Der Islamismus-Experte und Psychologe Ahmad Mansour schlägt Alarm: Zehntausende, teils gewaltbereite Islamisten leben in Deutschland. Nach dem islamistischen Anschlag auf den Berliner Christopher Street Day (CSD) erhebt er schwere Vorwürfe gegen Politik und Justiz. „Das Problem ist riesengroß“, sagte Mansour im Podcast mit BILD-Vize Paul Ronzheimer.
Versagen bei der Gefährderbekämpfung
Mansour kritisiert insbesondere, dass der mutmaßliche Täter, ein als Gefährder eingestufter Islamist, trotzdem frei herumlaufen konnte. „Ein Gefährder, der versucht hat, Richtung IS auszureisen, der als Gefährder eingestuft wurde und trotzdem frei gelaufen ist, ein Auto mieten konnte und sogar einen Anschlag durchführen konnte, ist natürlich ein großes Versagen.“ Der Täter hatte versucht, sich dem Islamischen Staat anzuschließen, erhielt jedoch lediglich eine Bewährungsstrafe und sollte an einem Deradikalisierungsprogramm teilnehmen.

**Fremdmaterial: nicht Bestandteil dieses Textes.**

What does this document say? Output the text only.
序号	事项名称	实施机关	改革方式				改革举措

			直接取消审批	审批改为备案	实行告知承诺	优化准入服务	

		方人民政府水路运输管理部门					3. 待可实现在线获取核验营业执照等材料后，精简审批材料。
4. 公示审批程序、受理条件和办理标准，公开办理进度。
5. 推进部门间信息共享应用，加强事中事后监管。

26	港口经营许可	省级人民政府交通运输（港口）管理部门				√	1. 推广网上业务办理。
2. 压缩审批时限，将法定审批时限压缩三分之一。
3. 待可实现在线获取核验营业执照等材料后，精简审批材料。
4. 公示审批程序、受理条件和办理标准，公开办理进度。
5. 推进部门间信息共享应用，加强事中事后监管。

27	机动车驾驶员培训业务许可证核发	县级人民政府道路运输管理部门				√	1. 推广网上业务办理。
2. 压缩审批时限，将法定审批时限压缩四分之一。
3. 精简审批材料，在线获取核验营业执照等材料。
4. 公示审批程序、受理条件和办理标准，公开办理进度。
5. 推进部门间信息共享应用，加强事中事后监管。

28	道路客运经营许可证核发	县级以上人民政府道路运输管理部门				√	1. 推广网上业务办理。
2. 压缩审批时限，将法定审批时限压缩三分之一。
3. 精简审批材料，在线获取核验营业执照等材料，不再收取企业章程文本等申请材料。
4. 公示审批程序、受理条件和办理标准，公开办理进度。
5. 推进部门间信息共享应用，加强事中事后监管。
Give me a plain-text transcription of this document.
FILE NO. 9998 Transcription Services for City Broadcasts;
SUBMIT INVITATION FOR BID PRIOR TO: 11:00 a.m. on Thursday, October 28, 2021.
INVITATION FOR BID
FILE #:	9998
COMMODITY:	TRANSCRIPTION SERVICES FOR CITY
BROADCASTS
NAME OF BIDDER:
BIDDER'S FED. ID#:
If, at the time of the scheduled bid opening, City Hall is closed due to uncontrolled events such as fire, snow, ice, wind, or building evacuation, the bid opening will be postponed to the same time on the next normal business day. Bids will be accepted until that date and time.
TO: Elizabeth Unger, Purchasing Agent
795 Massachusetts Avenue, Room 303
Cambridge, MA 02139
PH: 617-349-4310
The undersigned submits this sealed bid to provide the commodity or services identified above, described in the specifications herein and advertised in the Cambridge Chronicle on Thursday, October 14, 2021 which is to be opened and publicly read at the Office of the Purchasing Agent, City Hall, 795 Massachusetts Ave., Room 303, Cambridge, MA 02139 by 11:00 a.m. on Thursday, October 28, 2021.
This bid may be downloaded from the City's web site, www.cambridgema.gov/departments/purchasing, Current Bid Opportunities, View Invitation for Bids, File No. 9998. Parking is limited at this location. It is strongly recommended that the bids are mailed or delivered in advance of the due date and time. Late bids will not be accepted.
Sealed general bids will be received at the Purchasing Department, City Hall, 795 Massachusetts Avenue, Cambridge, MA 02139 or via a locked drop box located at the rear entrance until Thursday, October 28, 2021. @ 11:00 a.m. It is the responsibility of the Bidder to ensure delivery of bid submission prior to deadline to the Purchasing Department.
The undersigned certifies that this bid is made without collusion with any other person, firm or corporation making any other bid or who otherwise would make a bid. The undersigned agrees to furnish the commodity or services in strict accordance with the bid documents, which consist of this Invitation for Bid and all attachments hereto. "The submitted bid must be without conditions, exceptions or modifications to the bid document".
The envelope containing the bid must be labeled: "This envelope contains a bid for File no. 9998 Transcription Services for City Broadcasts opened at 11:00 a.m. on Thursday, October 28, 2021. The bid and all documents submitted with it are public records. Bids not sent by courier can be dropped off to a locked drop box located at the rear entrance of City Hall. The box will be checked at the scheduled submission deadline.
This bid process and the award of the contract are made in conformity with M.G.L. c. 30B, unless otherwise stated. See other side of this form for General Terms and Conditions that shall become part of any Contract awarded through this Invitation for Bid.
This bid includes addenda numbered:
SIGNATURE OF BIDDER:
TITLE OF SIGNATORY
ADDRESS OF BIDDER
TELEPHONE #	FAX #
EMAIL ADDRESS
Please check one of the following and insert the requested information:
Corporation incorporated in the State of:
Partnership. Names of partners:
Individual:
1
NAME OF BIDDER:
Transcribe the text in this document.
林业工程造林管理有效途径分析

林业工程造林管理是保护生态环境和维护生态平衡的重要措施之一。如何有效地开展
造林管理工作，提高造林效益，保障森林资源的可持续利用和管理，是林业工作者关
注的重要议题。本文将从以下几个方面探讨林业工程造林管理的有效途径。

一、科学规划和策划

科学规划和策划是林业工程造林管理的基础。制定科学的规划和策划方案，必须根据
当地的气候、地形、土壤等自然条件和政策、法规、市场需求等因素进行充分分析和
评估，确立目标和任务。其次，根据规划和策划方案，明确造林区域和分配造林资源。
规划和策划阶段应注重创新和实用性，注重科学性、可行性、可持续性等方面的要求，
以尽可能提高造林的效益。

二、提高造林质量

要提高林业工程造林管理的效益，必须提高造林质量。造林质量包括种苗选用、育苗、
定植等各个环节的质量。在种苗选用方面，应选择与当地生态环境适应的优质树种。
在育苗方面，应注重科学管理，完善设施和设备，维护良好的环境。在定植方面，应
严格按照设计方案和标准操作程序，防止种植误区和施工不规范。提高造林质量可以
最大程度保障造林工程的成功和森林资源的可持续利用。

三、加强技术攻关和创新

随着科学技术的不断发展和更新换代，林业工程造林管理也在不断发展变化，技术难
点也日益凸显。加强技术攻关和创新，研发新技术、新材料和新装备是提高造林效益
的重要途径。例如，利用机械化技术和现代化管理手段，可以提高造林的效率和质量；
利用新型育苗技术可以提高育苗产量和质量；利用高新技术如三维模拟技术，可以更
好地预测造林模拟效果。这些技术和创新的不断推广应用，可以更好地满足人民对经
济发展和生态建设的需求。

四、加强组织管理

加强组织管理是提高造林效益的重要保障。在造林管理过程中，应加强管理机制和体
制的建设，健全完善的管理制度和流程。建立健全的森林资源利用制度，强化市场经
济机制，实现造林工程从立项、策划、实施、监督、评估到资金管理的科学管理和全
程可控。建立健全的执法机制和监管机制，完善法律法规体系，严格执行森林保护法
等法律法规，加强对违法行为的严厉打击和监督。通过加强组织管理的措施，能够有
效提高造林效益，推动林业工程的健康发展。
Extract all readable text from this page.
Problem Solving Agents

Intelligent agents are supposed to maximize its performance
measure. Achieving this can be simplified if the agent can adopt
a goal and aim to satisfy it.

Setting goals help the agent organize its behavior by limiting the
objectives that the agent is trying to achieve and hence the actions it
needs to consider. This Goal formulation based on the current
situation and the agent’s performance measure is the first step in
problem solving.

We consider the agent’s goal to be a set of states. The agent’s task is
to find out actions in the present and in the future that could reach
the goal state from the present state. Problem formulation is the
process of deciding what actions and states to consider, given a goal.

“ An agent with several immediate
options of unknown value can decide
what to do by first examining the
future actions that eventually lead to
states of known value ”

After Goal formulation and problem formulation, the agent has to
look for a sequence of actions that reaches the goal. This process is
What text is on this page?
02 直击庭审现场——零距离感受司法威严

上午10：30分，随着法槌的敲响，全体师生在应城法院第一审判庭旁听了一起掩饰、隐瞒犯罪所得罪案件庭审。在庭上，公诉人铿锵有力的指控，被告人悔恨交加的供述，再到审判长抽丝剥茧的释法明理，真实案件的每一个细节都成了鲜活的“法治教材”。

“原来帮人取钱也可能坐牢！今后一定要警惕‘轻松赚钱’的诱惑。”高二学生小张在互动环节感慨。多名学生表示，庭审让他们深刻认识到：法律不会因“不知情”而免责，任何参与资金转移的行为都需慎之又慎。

Mansours eigene Radikalisierungserfahrung
Im Podcast schildert Mansour, wie er als Jugendlicher selbst zum Islamisten wurde. In der Schule gemobbt, fand er Halt bei einem Imam. „Der Imam sagte im zweiten Unterricht schon: Ihr werdet die Welt beherrschen.“ Heute erkenne er dieselben Muster bei vielen jungen Muslimen in Deutschland. „Ganz viele, die Richtung Radikalisierung gehen, haben erst einmal eine persönliche Krise. Sie suchen nach Identität, nach Zugehörigkeit. Leider muss ich heute sagen: Die Islamisten sind die besseren Sozialarbeiter.“
Netzwerke und soziale Medien
Mansour warnt vor einem Netzwerk verschiedener islamistischer Akteure, die junge Menschen gezielt in den sozialen Medien radikalisieren und in Parallelgesellschaften ziehen. „Von da ist der Weg zu einem radikalen Weltbild sehr kurz.“ Auch die Reaktionen in arabischsprachigen sozialen Netzwerken bereiten ihm Sorgen: Tausende Nutzer hätten den Anschlag gefeiert. Für ihn sei das „nicht überraschend und auch nicht neu“.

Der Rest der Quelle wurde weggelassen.